Thursday, 24 February 2000

John Fowles: The Magus (1966/1977)

Edition: Vintage, 1997
Review number: 444

This strange and compelling novel was one that Fowles only felt that he could pass to his publisher after he had already gained a measure of success as a writer. Even then, it was revised before its reissue just over a decade later, and the introduction to the new edition is still apologetic about its self indulgence and what it describes as its adolescent nature.

The story is about Nicholas Urfe, teaching English for a year in the Byron School on the Greek island of Phraxos, an imitation of a British public school based on one in which Fowles taught on Spetsai. There he meets reclusive millionaire Maurice Conchis, and becomes involved in a strange psychological game; nothing is quite what it seems, each new revelation by Conchis turning out to be another stimulus to his experimental subject Urfe.

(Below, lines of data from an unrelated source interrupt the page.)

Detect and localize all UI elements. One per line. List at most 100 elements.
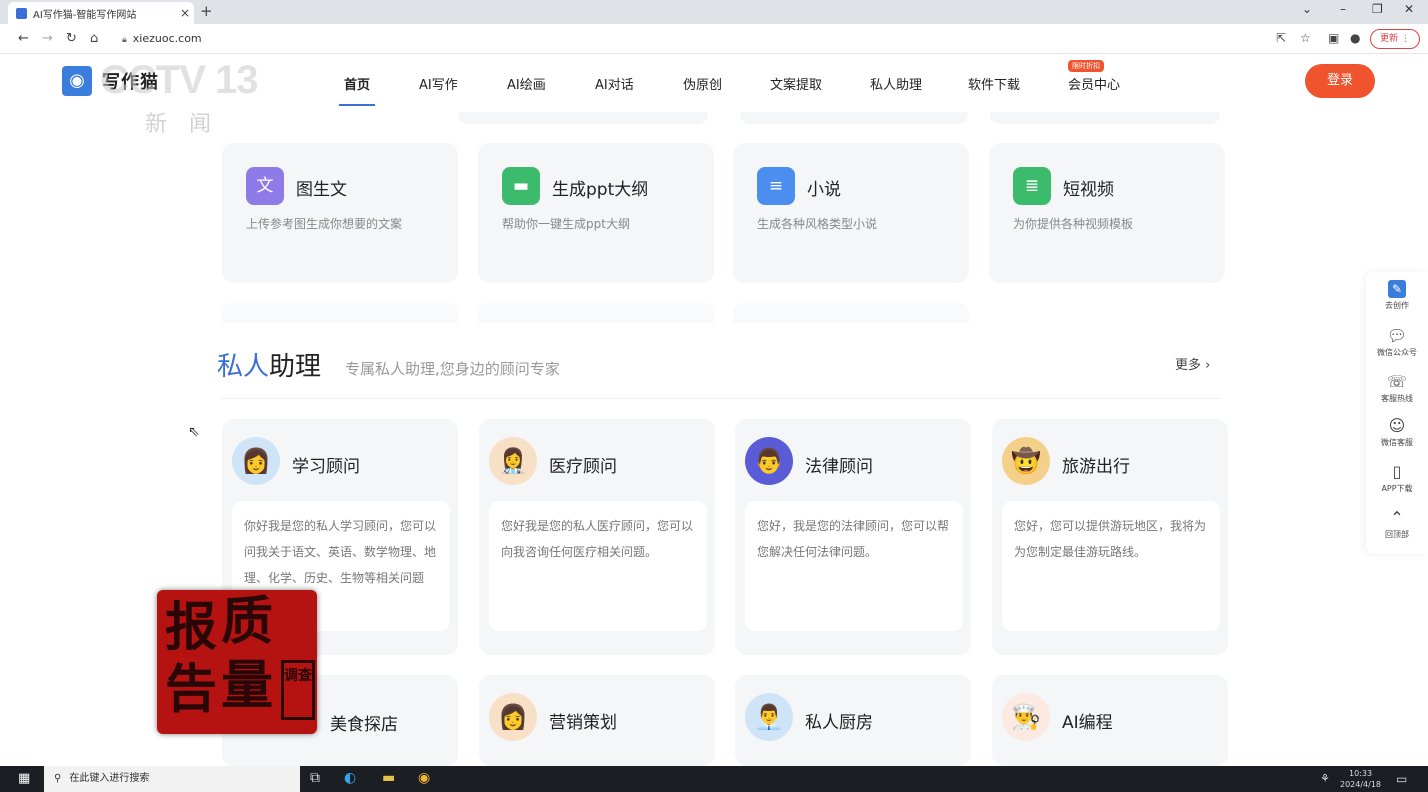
sidebar-create[interactable]: ✎ 去创作 <box>1366 280 1428 311</box>
phone-icon: ☏ <box>1386 372 1407 391</box>
more-link[interactable]: 更多 › <box>1175 354 1210 373</box>
stamp-mini-box: 调查 <box>281 660 315 720</box>
section-subtitle: 专属私人助理,您身边的顾问专家 <box>345 360 560 378</box>
sidebar-label: 微信客服 <box>1381 438 1413 447</box>
sidebar-wechat-official[interactable]: 💬︎ 微信公众号 <box>1366 326 1428 358</box>
browser-tab[interactable]: AI写作猫-智能写作网站 × <box>8 2 194 24</box>
phone-device-icon: ▯ <box>1392 462 1402 481</box>
sidebar-app-download[interactable]: ▯ APP下载 <box>1366 462 1428 494</box>
clock-date: 2024/4/18 <box>1340 780 1382 789</box>
card-edge <box>458 112 708 124</box>
assistant-card-legal[interactable]: 👨 法律顾问 您好，我是您的法律顾问，您可以帮您解决任何法律问题。 <box>735 419 971 655</box>
task-view-icon[interactable]: ⧉ <box>310 770 320 786</box>
mouse-cursor-icon: ⇖ <box>188 424 200 440</box>
smile-icon: ☺ <box>1388 416 1406 435</box>
cctv-watermark: CCTV 13 <box>100 58 258 102</box>
tool-card-ppt-outline[interactable]: ▬ 生成ppt大纲 帮助你一键生成ppt大纲 <box>478 143 714 283</box>
pencil-icon: ✎ <box>1388 280 1406 298</box>
bookmark-star-icon[interactable]: ☆ <box>1300 31 1311 45</box>
tool-title: 生成ppt大纲 <box>552 180 649 200</box>
floating-sidebar: ✎ 去创作 💬︎ 微信公众号 ☏ 客服热线 ☺ 微信客服 ▯ APP下载 ⌃ 回… <box>1366 272 1428 554</box>
assistant-title: 学习顾问 <box>292 457 360 477</box>
browser-tab-bar: AI写作猫-智能写作网站 × + ⌄ – ❐ ✕ <box>0 0 1428 24</box>
tool-card-image-to-text[interactable]: 文 图生文 上传参考图生成你想要的文案 <box>222 143 458 283</box>
assistant-card-kitchen[interactable]: 👨‍💼 私人厨房 <box>735 675 971 766</box>
bookmark-icon: ▬ <box>502 167 540 205</box>
assistant-title: 旅游出行 <box>1062 457 1130 477</box>
assistant-card-marketing[interactable]: 👩 营销策划 <box>479 675 715 766</box>
assistant-card-medical[interactable]: 👩‍⚕️ 医疗顾问 您好我是您的私人医疗顾问，您可以向我咨询任何医疗相关问题。 <box>479 419 715 655</box>
nav-copy-extract[interactable]: 文案提取 <box>770 74 822 93</box>
nav-ai-painting[interactable]: AI绘画 <box>507 74 546 93</box>
stamp-char: 质 <box>221 592 274 652</box>
image-text-icon: 文 <box>246 167 284 205</box>
sidebar-back-to-top[interactable]: ⌃ 回顶部 <box>1366 508 1428 540</box>
assistant-desc: 您好，我是您的法律顾问，您可以帮您解决任何法律问题。 <box>745 501 963 631</box>
new-tab-button[interactable]: + <box>200 2 213 20</box>
sidebar-label: 去创作 <box>1385 301 1409 310</box>
notification-icon[interactable]: ▭ <box>1396 772 1407 786</box>
tab-close-icon[interactable]: × <box>176 6 194 20</box>
minimize-button[interactable]: – <box>1340 2 1346 16</box>
tool-desc: 生成各种风格类型小说 <box>757 217 878 231</box>
taskbar-clock[interactable]: 10:33 2024/4/18 <box>1340 768 1381 790</box>
section-title-highlight: 私人 <box>217 352 270 382</box>
travel-advisor-avatar: 🤠 <box>1002 437 1050 485</box>
chat-icon: 💬︎ <box>1386 326 1408 345</box>
nav-member-center[interactable]: 会员中心 <box>1068 74 1120 93</box>
side-panel-icon[interactable]: ▣ <box>1328 31 1339 45</box>
tool-desc: 为你提供各种视频模板 <box>1013 217 1134 231</box>
card-edge <box>733 303 969 323</box>
cctv-watermark-sub: 新闻 <box>145 112 234 137</box>
profile-icon[interactable]: ● <box>1350 31 1360 45</box>
sidebar-label: 微信公众号 <box>1377 348 1417 357</box>
windows-start-icon[interactable]: ▦ <box>18 771 30 786</box>
nav-ai-chat[interactable]: AI对话 <box>595 74 634 93</box>
assistant-title: 营销策划 <box>549 713 617 733</box>
tool-card-short-video[interactable]: ≣ 短视频 为你提供各种视频模板 <box>989 143 1225 283</box>
lock-icon: 🔒︎ <box>122 35 127 45</box>
nav-home[interactable]: 首页 <box>344 74 370 93</box>
tab-title: AI写作猫-智能写作网站 <box>33 9 137 21</box>
member-discount-badge: 限时折扣 <box>1068 60 1104 72</box>
tool-title: 短视频 <box>1063 180 1114 200</box>
taskbar-search-placeholder: 在此键入进行搜索 <box>69 773 150 784</box>
share-icon[interactable]: ⇱ <box>1276 31 1286 45</box>
sidebar-wechat-service[interactable]: ☺ 微信客服 <box>1366 416 1428 448</box>
card-edge <box>740 112 968 124</box>
reload-icon[interactable]: ↻ <box>66 31 77 46</box>
url-field[interactable]: 🔒︎ xiezuoc.com <box>122 32 202 45</box>
taskbar-search[interactable]: ⚲ 在此键入进行搜索 <box>44 766 300 792</box>
sidebar-hotline[interactable]: ☏ 客服热线 <box>1366 372 1428 404</box>
section-title-rest: 助理 <box>269 352 322 382</box>
assistant-title: AI编程 <box>1062 713 1113 733</box>
chef-avatar: 👨‍🍳 <box>1002 693 1050 741</box>
home-icon[interactable]: ⌂ <box>90 31 98 46</box>
login-button[interactable]: 登录 <box>1305 64 1375 98</box>
assistant-card-travel[interactable]: 🤠 旅游出行 您好，您可以提供游玩地区，我将为为您制定最佳游玩路线。 <box>992 419 1228 655</box>
file-explorer-icon[interactable]: ▬ <box>382 770 395 786</box>
list-document-icon: ≣ <box>1013 167 1051 205</box>
search-icon: ⚲ <box>54 773 62 784</box>
nav-software-download[interactable]: 软件下载 <box>968 74 1020 93</box>
update-button[interactable]: 更新 ⋮ <box>1370 29 1420 49</box>
chrome-icon[interactable]: ◉ <box>418 770 430 786</box>
tool-title: 图生文 <box>296 180 347 200</box>
tab-search-icon[interactable]: ⌄ <box>1302 2 1312 16</box>
network-icon[interactable]: ⚘ <box>1320 772 1330 785</box>
assistant-title: 美食探店 <box>330 715 398 735</box>
restore-button[interactable]: ❐ <box>1372 2 1383 16</box>
nav-ai-writing[interactable]: AI写作 <box>419 74 458 93</box>
forward-icon[interactable]: → <box>42 31 53 46</box>
logo-icon[interactable]: ◉ <box>62 66 92 96</box>
close-window-button[interactable]: ✕ <box>1404 2 1414 16</box>
assistant-title: 私人厨房 <box>805 713 873 733</box>
tool-card-novel[interactable]: ≡ 小说 生成各种风格类型小说 <box>733 143 969 283</box>
nav-personal-assistant[interactable]: 私人助理 <box>870 74 922 93</box>
assistant-card-ai-coding[interactable]: 👨‍🍳 AI编程 <box>992 675 1228 766</box>
url-text: xiezuoc.com <box>132 32 202 45</box>
edge-icon[interactable]: ◐ <box>344 770 356 786</box>
nav-pseudo-original[interactable]: 伪原创 <box>683 74 722 93</box>
back-icon[interactable]: ← <box>18 31 29 46</box>
medical-advisor-avatar: 👩‍⚕️ <box>489 437 537 485</box>
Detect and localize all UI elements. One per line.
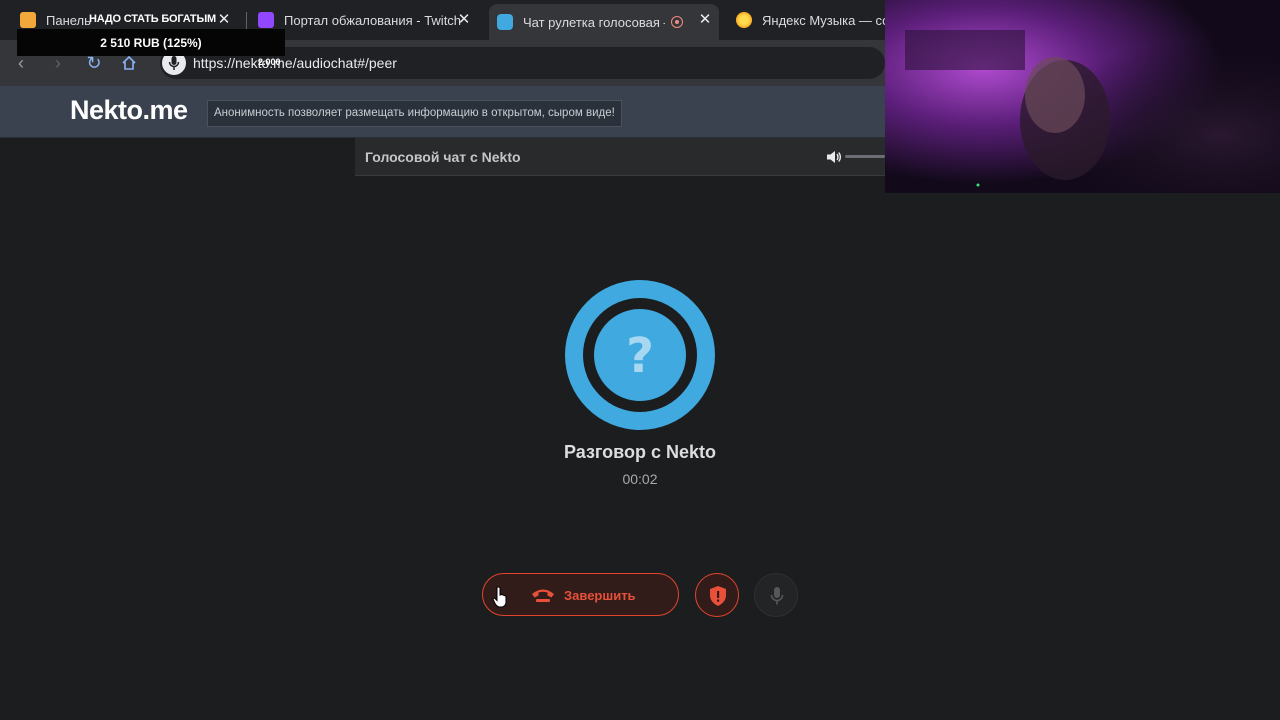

The major strengths of The Magus are its sense of atmosphere, and the background, as strong and understated as the best of Lawrence Durrell. (The feeling of the books is decidedly reminiscent of the Avignon Quintet.) The Greek setting and an interest in the esoteric are part of the reason for this, but the style itself is also similar.

Each revelation about Conchis' activities is interesting, for all the ingenious ways in which it unsettles our earlier ideas about the truth behind what he is doing. As well as being the point of the novel (leading us to question both the reality of our own lives and the relationship between a work of fiction and reality), it ends up being its major weakness. It goes beyond the unsettling and trivialises itself. The constant pulling out of the rug from under the reader's feet is the principal way in which Fowles' self-indulgence is manifested.

Connected with this is a lack of motivation for the way in which Conchis behaves. As we can never be sure we know the truth about what he is trying to do, it is quite difficult to impute any specific reason for it. However, Fowles doesn't even make a serious attempt to provide one, and this contributes another important flaw.

Yet the novel draws you in, and you want to try to see what is really going on. It is immensely clever and it is easy to see both why Fowles wanted to publish it and why he didn't do so until he already had some measure of success.